California Div. of Labor Standards Enforcement v. Dillingham Constr. N.A., Inc

In California Div. of Labor Standards Enforcement v. Dillingham Constr. N.A., Inc., 519 U.S. 316, 324, 136 L. Ed. 2d 791, 117 S. Ct. 832 (1997), the Court reviewed its holdings as to when a state law refers to a plan. In order to reference a plan, a state law must actually mention ERISA or plans covered by ERISA, depend on the existence of an ERISA plan, or act immediately and exclusively on ERISA plans. Id. at 324-25 (citing District of Columbia v. Greater Washington Bd. of Trade, 506 U.S. 125, 121 L. Ed. 2d 513, 113 S. Ct. 580 (1992); Ingersoll-Rand Co. v. McClendon, 498 U.S. 133, 112 L. Ed. 2d 474, 111 S. Ct. 478 (1990); Mackey v. Lanier Collection Agency & Service, Inc., 486 U.S. 825, 100 L. Ed. 2d 836, 108 S. Ct. 2182 (1988)).
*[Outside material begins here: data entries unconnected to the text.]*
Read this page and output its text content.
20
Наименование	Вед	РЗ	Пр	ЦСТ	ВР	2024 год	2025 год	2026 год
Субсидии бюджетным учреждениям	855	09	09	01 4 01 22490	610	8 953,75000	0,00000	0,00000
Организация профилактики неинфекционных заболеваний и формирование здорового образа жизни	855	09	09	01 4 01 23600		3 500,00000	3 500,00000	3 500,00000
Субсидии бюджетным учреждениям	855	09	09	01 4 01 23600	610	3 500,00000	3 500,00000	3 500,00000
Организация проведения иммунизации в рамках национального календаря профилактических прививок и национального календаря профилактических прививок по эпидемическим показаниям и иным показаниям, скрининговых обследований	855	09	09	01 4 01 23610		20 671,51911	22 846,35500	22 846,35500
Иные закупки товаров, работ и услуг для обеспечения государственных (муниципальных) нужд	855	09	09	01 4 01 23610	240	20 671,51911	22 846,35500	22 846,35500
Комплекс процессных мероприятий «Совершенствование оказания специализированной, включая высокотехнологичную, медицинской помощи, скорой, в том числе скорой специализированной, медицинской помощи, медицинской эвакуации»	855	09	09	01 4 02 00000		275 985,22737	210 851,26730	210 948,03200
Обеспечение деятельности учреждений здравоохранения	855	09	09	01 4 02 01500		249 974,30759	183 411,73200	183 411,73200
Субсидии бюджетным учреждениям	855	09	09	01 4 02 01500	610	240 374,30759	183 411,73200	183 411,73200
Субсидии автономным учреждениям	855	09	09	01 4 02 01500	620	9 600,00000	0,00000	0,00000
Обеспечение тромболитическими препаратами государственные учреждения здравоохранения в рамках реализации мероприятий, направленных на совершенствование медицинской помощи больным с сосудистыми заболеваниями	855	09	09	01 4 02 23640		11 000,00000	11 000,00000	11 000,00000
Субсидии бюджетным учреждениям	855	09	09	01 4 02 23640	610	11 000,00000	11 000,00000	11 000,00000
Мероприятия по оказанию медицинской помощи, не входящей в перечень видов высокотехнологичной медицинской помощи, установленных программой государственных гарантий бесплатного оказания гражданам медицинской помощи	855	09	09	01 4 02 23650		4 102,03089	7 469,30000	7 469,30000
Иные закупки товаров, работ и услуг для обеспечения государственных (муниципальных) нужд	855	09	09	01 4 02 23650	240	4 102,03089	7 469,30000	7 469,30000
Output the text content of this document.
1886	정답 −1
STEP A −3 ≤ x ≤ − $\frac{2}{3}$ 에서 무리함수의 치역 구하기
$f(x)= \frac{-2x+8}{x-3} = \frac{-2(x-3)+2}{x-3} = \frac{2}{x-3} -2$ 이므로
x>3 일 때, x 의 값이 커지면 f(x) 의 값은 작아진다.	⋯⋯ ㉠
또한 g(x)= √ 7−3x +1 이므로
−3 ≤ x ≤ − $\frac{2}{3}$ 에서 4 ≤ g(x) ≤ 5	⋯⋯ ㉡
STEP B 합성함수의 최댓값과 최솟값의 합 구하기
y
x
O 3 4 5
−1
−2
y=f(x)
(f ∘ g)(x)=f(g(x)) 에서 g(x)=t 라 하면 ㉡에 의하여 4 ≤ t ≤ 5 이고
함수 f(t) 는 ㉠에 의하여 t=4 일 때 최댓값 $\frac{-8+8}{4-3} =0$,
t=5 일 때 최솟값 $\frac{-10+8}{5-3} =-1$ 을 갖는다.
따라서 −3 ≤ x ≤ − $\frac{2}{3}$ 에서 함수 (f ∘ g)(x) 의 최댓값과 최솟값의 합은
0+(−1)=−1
Based on these precedents, the Court had no difficulty in concluding that a common-law cause of action for constructive fraud when one spouse has transferred a disproportionate share of community property to someone other than his or her mate does not have reference to an employee benefit plan. Nor does a common-law cause of action for constructive fraud expressly mention ERISA or ERISA plans, depend on the existence of an ERISA plan, or act exclusively on ERISA plans. In Dillingham, Justice Scalia recounted the Court's struggle to bring clarity to the law in this area, noting that as of the date of that opinion, the Court had decided "no less than 14 cases to resolve conflicts in the Courts of Appeals regarding ERISA preemption" and had accepted two more ERISA preemption cases for decision that term. Dillingham, 519 U.S. at 334-35 (Scalia, J., concurring).